Tra noi calò il silenzio, io ne approfittai per guardare per qualche secondo fuori al finestrino, poi controllai dove fossimo arrivati, mancava una mezz'ora all'atterraggio all'aeroporto di Francoforte, la ragazza al mio fianco si era appisolata, era pacifica, e probabilmente stremata, raggomitolata su sé stessa, tanto bella da fare invidia persino alla luna.

Era ipnotica, o forse ero io che non avevo altro da fare, ma non mi rendevo conto che guardarla dormire sarebbe diventato il mio sport preferito, non avevo ancora capito quanto legate eravamo destinate ad essere.

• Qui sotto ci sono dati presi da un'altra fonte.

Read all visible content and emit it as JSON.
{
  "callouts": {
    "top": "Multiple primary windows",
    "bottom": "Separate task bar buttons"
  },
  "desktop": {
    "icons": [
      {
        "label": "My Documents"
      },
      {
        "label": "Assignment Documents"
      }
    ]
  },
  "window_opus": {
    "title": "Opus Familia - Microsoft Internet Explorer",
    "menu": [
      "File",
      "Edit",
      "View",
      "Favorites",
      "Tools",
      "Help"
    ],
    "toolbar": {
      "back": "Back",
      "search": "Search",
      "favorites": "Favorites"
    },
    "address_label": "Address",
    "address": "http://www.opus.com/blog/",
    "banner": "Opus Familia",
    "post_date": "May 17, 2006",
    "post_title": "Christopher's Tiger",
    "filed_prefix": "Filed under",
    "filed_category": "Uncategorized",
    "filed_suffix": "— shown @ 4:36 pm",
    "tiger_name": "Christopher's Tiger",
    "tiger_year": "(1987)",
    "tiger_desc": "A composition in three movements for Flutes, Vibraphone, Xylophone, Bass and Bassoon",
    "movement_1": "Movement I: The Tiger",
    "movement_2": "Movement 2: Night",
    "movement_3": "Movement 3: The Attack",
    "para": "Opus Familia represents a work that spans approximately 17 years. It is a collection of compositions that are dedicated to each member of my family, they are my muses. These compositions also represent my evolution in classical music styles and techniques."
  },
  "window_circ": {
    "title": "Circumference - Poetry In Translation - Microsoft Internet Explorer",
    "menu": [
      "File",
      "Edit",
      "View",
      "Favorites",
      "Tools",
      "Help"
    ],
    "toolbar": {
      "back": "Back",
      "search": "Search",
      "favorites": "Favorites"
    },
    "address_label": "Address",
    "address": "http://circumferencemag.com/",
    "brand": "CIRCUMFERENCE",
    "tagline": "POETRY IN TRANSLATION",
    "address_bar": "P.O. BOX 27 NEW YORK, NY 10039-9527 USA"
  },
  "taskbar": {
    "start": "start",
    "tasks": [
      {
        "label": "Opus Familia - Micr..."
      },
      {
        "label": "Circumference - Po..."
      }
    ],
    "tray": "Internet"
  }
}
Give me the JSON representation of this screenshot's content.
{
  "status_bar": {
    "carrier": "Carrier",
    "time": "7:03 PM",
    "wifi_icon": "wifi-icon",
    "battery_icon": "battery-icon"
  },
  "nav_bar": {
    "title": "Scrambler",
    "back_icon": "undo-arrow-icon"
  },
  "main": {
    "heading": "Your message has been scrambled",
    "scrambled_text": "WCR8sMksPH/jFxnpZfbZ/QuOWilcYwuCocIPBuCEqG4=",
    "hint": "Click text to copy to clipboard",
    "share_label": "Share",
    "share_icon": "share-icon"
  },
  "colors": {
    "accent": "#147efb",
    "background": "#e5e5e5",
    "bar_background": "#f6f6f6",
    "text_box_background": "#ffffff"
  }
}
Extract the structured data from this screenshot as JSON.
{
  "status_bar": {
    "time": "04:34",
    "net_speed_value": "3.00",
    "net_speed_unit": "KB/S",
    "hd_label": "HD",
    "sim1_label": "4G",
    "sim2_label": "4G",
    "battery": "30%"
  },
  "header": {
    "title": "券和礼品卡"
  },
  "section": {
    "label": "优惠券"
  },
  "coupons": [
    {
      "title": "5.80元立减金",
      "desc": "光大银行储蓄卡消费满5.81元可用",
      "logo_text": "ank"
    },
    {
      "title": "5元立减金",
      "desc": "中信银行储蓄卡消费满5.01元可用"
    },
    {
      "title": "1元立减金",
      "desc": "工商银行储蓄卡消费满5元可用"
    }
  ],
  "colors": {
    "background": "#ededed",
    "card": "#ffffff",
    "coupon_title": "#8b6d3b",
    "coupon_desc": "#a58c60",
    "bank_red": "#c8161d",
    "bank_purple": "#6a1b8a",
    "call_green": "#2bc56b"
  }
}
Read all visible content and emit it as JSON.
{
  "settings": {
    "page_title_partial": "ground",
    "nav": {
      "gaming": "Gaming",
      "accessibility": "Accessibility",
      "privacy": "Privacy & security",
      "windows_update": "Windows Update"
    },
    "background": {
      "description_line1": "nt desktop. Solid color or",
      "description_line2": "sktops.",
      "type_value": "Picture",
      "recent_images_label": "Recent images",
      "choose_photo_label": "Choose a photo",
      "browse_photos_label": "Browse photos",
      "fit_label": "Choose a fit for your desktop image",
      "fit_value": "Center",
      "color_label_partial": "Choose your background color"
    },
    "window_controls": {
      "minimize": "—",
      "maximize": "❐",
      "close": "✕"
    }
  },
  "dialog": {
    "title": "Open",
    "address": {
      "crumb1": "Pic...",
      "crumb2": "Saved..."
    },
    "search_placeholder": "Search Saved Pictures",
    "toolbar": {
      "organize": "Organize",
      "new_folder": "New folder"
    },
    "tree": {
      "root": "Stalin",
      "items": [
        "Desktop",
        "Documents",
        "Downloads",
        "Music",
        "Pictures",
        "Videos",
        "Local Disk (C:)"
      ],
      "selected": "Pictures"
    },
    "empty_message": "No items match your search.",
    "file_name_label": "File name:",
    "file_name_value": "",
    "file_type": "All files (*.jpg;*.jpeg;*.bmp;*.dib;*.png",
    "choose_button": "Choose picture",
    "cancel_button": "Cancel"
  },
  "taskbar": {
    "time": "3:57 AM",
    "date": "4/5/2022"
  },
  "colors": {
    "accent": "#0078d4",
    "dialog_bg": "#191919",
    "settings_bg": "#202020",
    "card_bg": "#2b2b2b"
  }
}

Da quando avevamo parlato quella notte, non avevo smesso un attimo di pensarla, di preoccuparmi per lei come se avessi capito quanto quella ragazza significasse per me.

Mi sdraiai, e rivolsi lo sguardo fuori al finestrino, gli occhi stavano per chiudersi ma, proprio in quell'istante, la voce ovattata del pilota echeggiò «signore e signori passeggeri, vi avvisiamo che stiamo effettuando le manovre di atterraggio presso l'aeroporto di Francoforte» disse, per poi riagganciare il microfono. Il ruotino dell'aereo si agganciò alla pista, il tenente Foster era ancora assopita sul sediolino, e toccò a me provare a risvegliarla.

Le poggiai la mano sulla spalla, feci una leggera pressione ‹‹tenente...›› sussurrai, cercavo di non essere irruenta, anzi, al contrario, delicata. Aprì gli occhi lentamente, mi guardò confusa, poi vide la gente che si stava preparando a scendere, si stiracchiò e si alzò ‹‹grazie per avermi svegliata›› disse, passandomi poi il mio bagaglio ‹‹di nulla, tenente!›› risposi, facendole l'occhiolino, lei rise e si morse il labbro, poi mi tese la mano ‹‹io sono Jen›› si presentò, gliela strinsi ‹‹Sara!!›› lei sorrise.